Por Manya Saini
O fundo de crédito privado do Goldman Sachs NYSE:GS disse na quarta-feira que os investidores buscaram recomprar aproximadamente 3,24% do total de suas ações no segundo trimestre, estendendo sua sequência de resgates mais baixos em comparação com a maioria dos outros participantes do setor de crédito privado .
O fundo do banco, o GS Credit, superou novamente o desempenho do setor, que vem enfrentando um aumento nos pedidos de resgate, impulsionado pelo receio dos investidores de que a IA possa prejudicar os lucros das empresas de software e sua capacidade de pagar empréstimos.
O Goldman Sachs informou que os pedidos de recompra de ações no segundo trimestre ficaram abaixo do limite trimestral de 5% e foram atendidos integralmente. A empresa gerou aproximadamente US$ 275 milhões em entradas brutas durante o segundo trimestre.
Empresas de desenvolvimento de negócios (BDCs) geralmente canalizam o capital dos investidores para empréstimos privados, tornando-os uma parte fundamental do setor de crédito privado.
"Entre as maiores gestoras de BDCs não negociadas em bolsa que divulgaram informações sobre atividades do segundo trimestre até o momento, os pedidos de recompra de ações por pares geralmente variaram de aproximadamente 10% a quase 17% das ações em circulação", disse o Goldman Sachs em carta aos acionistas.
Diversos analistas e empresas de tecnologia argumentaram que as preocupações sobre o impacto da IA no setor de software são exageradas, afirmando que empresas estabelecidas possuem negócios, dados proprietários e relacionamentos com clientes que serão difíceis de substituir.

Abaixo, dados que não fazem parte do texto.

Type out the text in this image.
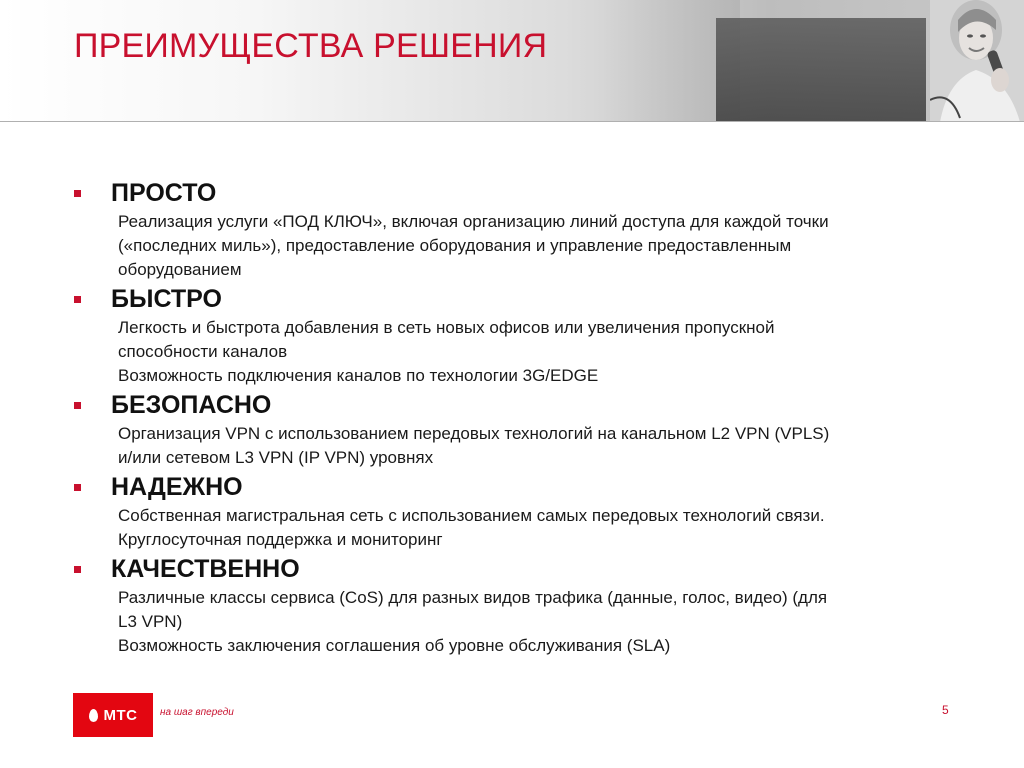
ПРЕИМУЩЕСТВА РЕШЕНИЯ
ПРОСТО
Реализация услуги «ПОД КЛЮЧ», включая организацию линий доступа для каждой точки
(«последних миль»), предоставление оборудования и управление предоставленным
оборудованием
БЫСТРО
Легкость и быстрота добавления в сеть новых офисов или увеличения пропускной
способности каналов
Возможность подключения каналов по технологии 3G/EDGE
БЕЗОПАСНО
Организация VPN с использованием передовых технологий на канальном L2 VPN (VPLS)
и/или сетевом L3 VPN (IP VPN) уровнях
НАДЕЖНО
Собственная магистральная сеть с использованием самых передовых технологий связи.
Круглосуточная поддержка и мониторинг
КАЧЕСТВЕННО
Различные классы сервиса (CoS) для разных видов трафика (данные, голос, видео) (для
L3 VPN)
Возможность заключения соглашения об уровне обслуживания (SLA)
МТС на шаг впереди	5
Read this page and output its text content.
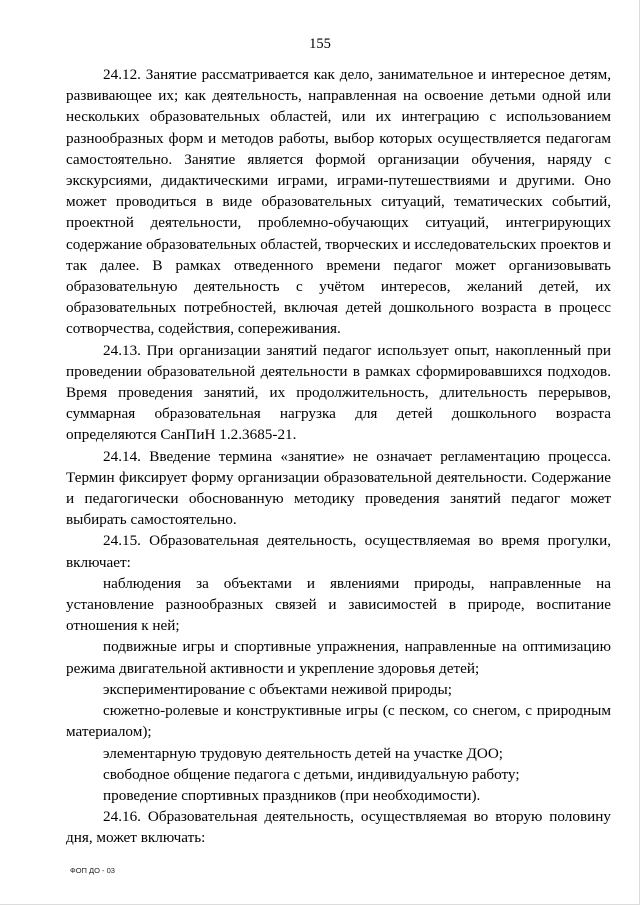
155

24.12. Занятие рассматривается как дело, занимательное и интересное детям, развивающее их; как деятельность, направленная на освоение детьми одной или нескольких образовательных областей, или их интеграцию с использованием разнообразных форм и методов работы, выбор которых осуществляется педагогам самостоятельно. Занятие является формой организации обучения, наряду с экскурсиями, дидактическими играми, играми-путешествиями и другими. Оно может проводиться в виде образовательных ситуаций, тематических событий, проектной деятельности, проблемно-обучающих ситуаций, интегрирующих содержание образовательных областей, творческих и исследовательских проектов и так далее. В рамках отведенного времени педагог может организовывать образовательную деятельность с учётом интересов, желаний детей, их образовательных потребностей, включая детей дошкольного возраста в процесс сотворчества, содействия, сопереживания.

24.13. При организации занятий педагог использует опыт, накопленный при проведении образовательной деятельности в рамках сформировавшихся подходов. Время проведения занятий, их продолжительность, длительность перерывов, суммарная образовательная нагрузка для детей дошкольного возраста определяются СанПиН 1.2.3685-21.

24.14. Введение термина «занятие» не означает регламентацию процесса. Термин фиксирует форму организации образовательной деятельности. Содержание и педагогически обоснованную методику проведения занятий педагог может выбирать самостоятельно.

24.15. Образовательная деятельность, осуществляемая во время прогулки, включает:

наблюдения за объектами и явлениями природы, направленные на установление разнообразных связей и зависимостей в природе, воспитание отношения к ней;

подвижные игры и спортивные упражнения, направленные на оптимизацию режима двигательной активности и укрепление здоровья детей;

экспериментирование с объектами неживой природы;

сюжетно-ролевые и конструктивные игры (с песком, со снегом, с природным материалом);

элементарную трудовую деятельность детей на участке ДОО;

свободное общение педагога с детьми, индивидуальную работу;

проведение спортивных праздников (при необходимости).

24.16. Образовательная деятельность, осуществляемая во вторую половину дня, может включать:

ФОП ДО - 03
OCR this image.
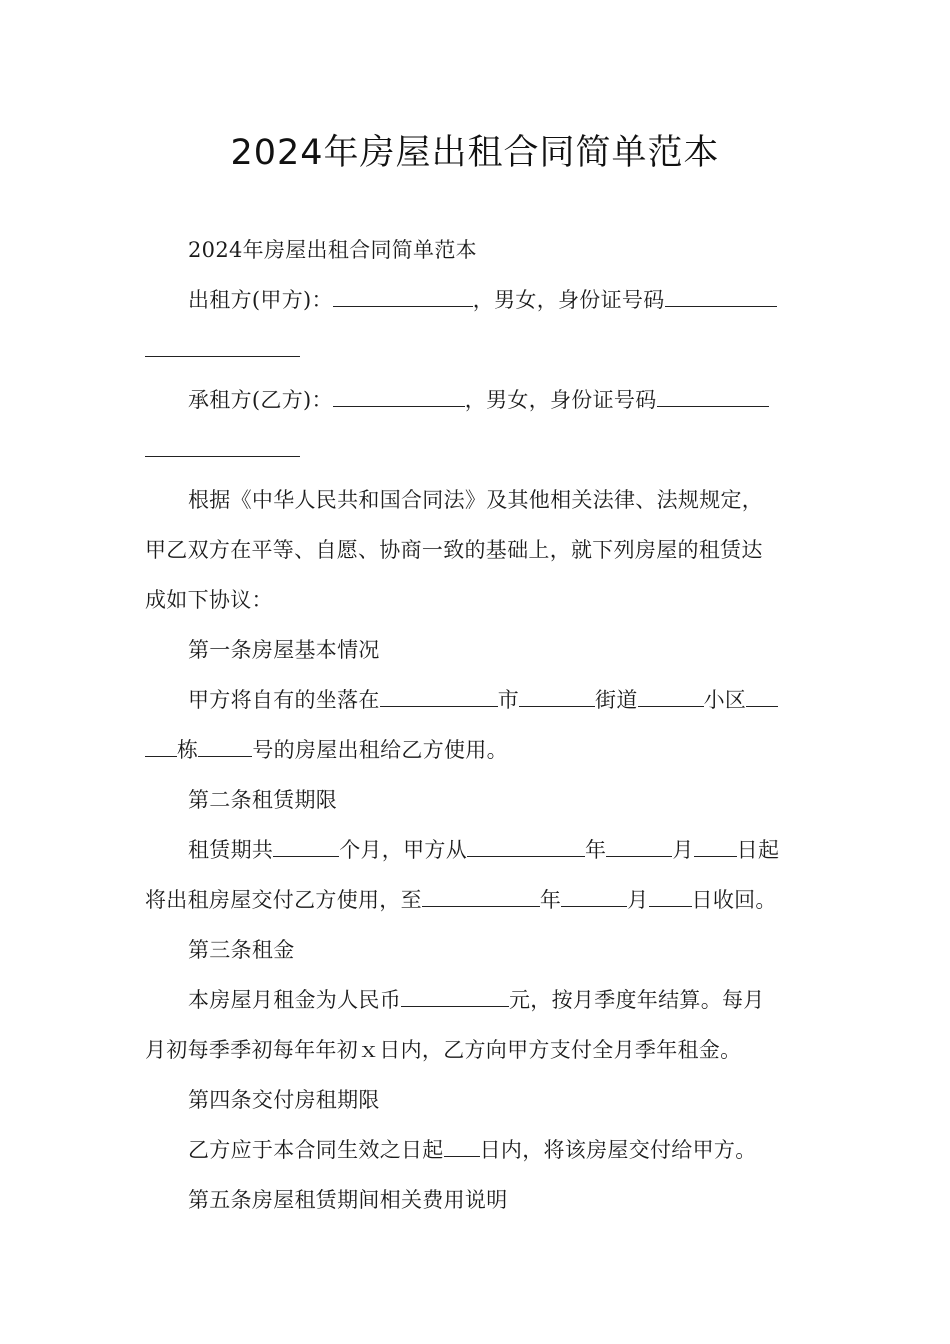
2024年房屋出租合同简单范本
2024年房屋出租合同简单范本
出租方(甲方)：	，男女，身份证号码
承租方(乙方)：	，男女，身份证号码
根据《中华人民共和国合同法》及其他相关法律、法规规定，
甲乙双方在平等、自愿、协商一致的基础上，就下列房屋的租赁达
成如下协议：
第一条房屋基本情况
甲方将自有的坐落在	市	街道	小区
栋	号的房屋出租给乙方使用。
第二条租赁期限
租赁期共	个月，甲方从	年	月 日起
将出租房屋交付乙方使用，至	年	月 日收回。
第三条租金
本房屋月租金为人民币	元，按月季度年结算。每月
月初每季季初每年年初ｘ日内，乙方向甲方支付全月季年租金。
第四条交付房租期限
乙方应于本合同生效之日起 日内，将该房屋交付给甲方。
第五条房屋租赁期间相关费用说明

"Continuamos acreditando que as vantagens competitivas consolidadas — fluxos de trabalho essenciais para a missão, dados proprietários, profundo conhecimento do setor, complexidade regulatória e confiança do cliente — permanecem fontes poderosas de defesa", disse o Goldman Sachs.
A Reuters informou em abril, citando uma fonte, que uma grande parte dos investidores do fundo veio através dos canais de gestão de patrimônio privado do Goldman Sachs, onde os clientes são investidores de longo prazo em crédito privado e estão em melhor posição para suportar a iliquidez.
A taxa de inadimplência da GS Credit, que reflete a inadimplência em seus empréstimos, estava bem abaixo da média do setor, em 0,2%, em 31 de março. Os empréstimos geralmente são classificados como inadimplentes após os mutuários deixarem de fazer os pagamentos por 90 dias ou mais.
No caso da GS Credit, apenas uma empresa em seu portfólio deixou de efetuar pagamentos e está em situação de inadimplência. Em comparação, outras BDCs não negociadas em bolsa apresentaram taxas de inadimplência que variaram de 0,4% a aproximadamente 2,4%, segundo o fundo.
Também disse que o pagamento em espécie (PIK) representou 3,3% de sua receita de investimentos em 31 de março, abaixo da média do setor, em um momento em que esse indicador está sendo monitorado em busca de sinais de estresse, já que empréstimos alterados e reestruturados frequentemente permitem que os mutuários adiem pagamentos em dinheiro. Apenas 0,3% de sua receita PIK veio desses empréstimos.
"Acreditamos que estamos entrando em um período de dispersão significativa entre os gestores de crédito privado", escreveu o Goldman Sachs na carta.
"A inadimplência do setor parece estar se normalizando, mas o aumento é concentrado em vez de generalizado, com um pequeno grupo de gestores sendo responsável pela maior parte da deterioração."